The intriguing job question was ostensibly posed by Jeff Weiner, CEO of the social media site LinkedIn, as part of a new Influencers campaign at SurveyMonkey. It allows business leaders, athletes, and other prominent people to put a question to a nationally representative sample of respondents. Of course, Weiner’s business model at LinkedIn relies on us not feeling totally content in our current jobs, so his framing of the answer is unsurprising: “Only 22%” of Americans are already in their dream job, his influencer page reports.

But that number actually seems high, considering that telling young adults to “follow your passion” has fallen out of style in favor of more pragmatic thinking, and knowing that today’s new college grads have a harder time getting their careers launched than previous generations. Indeed, working adults age 18-34 were far less likely to report that they’d landed their dream job. Only 12% of those surveyed said they had done so, whereas 46% of working seniors did.

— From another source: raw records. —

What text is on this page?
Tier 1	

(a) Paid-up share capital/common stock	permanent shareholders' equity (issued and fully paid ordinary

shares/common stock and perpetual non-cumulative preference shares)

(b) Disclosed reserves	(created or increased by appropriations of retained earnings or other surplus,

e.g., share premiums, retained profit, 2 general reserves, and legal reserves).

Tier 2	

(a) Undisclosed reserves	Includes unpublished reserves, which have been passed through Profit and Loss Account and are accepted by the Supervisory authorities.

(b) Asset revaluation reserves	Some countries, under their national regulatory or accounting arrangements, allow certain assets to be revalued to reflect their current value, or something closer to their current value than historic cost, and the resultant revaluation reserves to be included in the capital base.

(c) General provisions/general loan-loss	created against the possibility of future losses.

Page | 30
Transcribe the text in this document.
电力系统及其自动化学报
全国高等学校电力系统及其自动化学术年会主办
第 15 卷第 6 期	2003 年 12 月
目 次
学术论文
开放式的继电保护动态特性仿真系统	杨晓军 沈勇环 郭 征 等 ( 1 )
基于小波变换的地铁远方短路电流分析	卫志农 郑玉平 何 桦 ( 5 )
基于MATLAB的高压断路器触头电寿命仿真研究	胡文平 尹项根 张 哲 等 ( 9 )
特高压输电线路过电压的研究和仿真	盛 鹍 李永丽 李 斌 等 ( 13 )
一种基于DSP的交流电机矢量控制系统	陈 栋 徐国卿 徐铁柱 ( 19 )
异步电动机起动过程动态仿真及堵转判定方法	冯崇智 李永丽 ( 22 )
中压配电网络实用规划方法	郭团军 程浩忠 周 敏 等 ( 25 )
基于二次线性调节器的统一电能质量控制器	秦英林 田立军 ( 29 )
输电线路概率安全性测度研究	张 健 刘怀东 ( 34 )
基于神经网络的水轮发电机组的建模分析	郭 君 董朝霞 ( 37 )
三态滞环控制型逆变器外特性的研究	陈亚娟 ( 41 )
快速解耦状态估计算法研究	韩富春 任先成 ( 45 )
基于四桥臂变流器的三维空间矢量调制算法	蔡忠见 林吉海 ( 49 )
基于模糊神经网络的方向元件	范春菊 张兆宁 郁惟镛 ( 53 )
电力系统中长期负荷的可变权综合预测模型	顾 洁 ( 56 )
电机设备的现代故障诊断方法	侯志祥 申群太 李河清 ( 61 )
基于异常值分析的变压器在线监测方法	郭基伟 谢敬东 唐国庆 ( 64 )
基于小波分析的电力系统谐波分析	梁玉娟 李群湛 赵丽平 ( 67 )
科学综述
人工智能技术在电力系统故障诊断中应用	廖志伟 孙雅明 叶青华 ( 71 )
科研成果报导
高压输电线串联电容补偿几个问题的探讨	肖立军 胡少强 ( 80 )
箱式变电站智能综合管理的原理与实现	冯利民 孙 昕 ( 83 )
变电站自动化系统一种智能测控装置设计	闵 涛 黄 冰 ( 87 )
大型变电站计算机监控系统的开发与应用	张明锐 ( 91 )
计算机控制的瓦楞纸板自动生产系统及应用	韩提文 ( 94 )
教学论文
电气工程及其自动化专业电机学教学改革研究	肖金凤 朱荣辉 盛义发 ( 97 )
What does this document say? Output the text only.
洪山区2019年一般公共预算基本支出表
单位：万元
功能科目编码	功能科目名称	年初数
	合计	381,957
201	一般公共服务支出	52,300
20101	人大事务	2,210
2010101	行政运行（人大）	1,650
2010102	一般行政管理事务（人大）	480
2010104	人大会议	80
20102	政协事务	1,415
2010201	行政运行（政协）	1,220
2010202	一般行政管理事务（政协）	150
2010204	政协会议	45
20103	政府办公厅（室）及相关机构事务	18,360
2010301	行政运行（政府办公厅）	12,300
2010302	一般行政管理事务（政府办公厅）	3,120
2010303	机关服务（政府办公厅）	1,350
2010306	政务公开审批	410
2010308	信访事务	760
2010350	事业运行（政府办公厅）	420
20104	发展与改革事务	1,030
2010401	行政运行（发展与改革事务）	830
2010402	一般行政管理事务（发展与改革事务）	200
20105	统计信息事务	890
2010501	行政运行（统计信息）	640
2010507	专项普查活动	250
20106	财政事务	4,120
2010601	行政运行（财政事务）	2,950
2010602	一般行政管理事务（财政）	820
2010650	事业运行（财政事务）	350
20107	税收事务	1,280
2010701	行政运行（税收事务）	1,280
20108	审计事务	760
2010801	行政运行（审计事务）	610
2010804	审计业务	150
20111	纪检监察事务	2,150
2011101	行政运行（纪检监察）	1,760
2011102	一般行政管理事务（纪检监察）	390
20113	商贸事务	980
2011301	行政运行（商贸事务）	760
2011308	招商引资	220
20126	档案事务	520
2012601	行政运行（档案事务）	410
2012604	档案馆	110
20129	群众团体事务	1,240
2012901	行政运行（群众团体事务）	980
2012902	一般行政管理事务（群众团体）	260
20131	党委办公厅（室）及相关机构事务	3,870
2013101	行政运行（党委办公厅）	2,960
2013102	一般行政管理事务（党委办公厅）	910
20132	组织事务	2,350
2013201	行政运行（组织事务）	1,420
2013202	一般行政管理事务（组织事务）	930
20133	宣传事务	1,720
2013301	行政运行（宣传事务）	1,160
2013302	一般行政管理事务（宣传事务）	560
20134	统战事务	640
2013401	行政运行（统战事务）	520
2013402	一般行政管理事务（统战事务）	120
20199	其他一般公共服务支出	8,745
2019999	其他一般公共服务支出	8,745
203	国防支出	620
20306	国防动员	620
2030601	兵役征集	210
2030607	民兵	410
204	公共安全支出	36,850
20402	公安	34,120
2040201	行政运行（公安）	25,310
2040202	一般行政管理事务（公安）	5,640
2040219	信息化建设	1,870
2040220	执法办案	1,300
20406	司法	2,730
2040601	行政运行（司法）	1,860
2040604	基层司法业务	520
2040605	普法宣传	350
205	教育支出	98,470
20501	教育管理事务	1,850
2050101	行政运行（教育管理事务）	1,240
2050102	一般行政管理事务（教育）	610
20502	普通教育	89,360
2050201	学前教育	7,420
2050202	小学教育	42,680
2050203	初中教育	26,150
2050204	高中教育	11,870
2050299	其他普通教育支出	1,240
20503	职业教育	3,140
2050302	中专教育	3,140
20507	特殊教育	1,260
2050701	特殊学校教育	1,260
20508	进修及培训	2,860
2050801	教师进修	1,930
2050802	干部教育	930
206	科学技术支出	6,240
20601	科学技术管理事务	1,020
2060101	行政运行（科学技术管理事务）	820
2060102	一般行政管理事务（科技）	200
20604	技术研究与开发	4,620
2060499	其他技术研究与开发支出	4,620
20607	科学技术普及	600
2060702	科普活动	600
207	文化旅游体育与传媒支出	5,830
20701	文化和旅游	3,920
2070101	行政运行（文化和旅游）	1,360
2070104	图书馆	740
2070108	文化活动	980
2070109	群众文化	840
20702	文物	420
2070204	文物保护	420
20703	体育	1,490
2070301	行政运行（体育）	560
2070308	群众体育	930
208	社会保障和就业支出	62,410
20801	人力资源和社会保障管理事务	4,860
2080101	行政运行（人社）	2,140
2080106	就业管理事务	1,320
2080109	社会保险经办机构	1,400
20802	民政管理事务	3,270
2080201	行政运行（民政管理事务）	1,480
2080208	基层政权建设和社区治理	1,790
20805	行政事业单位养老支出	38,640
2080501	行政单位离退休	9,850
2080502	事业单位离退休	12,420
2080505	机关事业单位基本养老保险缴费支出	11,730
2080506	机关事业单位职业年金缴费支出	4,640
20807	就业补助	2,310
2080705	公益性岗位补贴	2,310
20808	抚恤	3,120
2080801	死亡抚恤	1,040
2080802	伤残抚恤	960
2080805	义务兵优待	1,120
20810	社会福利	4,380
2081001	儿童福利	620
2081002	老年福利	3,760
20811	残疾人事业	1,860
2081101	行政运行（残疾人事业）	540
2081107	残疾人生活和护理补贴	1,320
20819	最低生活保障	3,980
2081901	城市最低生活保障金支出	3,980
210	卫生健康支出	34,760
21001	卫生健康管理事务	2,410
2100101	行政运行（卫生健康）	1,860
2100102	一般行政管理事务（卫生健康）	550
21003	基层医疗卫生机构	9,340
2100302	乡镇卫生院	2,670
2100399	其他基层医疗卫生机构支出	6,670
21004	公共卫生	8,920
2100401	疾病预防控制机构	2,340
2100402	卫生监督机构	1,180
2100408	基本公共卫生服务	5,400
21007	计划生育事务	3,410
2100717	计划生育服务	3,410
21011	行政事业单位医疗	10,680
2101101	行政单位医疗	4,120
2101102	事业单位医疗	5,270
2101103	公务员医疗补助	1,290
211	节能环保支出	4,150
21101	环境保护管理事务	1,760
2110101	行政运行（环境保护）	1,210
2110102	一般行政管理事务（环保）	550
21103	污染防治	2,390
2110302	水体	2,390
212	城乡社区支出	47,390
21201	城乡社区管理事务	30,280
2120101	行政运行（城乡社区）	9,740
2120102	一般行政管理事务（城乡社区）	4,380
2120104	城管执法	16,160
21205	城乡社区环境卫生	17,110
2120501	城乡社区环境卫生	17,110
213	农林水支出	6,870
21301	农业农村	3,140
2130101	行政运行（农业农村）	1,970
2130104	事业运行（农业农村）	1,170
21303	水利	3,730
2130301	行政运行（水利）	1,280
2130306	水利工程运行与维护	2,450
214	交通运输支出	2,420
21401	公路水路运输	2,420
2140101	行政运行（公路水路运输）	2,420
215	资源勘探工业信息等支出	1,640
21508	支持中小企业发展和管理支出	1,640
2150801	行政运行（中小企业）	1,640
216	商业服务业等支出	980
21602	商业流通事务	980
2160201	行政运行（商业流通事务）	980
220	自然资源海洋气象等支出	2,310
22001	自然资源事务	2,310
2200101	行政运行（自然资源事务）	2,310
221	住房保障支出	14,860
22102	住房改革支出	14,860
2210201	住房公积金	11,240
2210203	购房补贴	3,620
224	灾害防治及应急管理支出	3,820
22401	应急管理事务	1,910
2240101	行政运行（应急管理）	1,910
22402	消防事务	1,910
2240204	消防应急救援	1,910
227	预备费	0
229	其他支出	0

Perhaps the lesson is that you really can fulfill your aspirations with time and persistence. Alternatively, the olds just might be more likely to be content in life and work, as a body of research contends. Maybe dreams are routinely rewritten.

The answers to Weiner’s second question—What are the most desired jobs in America?—may tell us something about what those one-in-five blissful folks are doing to pay the bills.

The most common answer was business owner, so we can assume entrepreneurship is alive and well. The other popular responses were, in descending order, manager, teacher, nurse, director, CEO, “anything to do with travel,” writer, and doctor.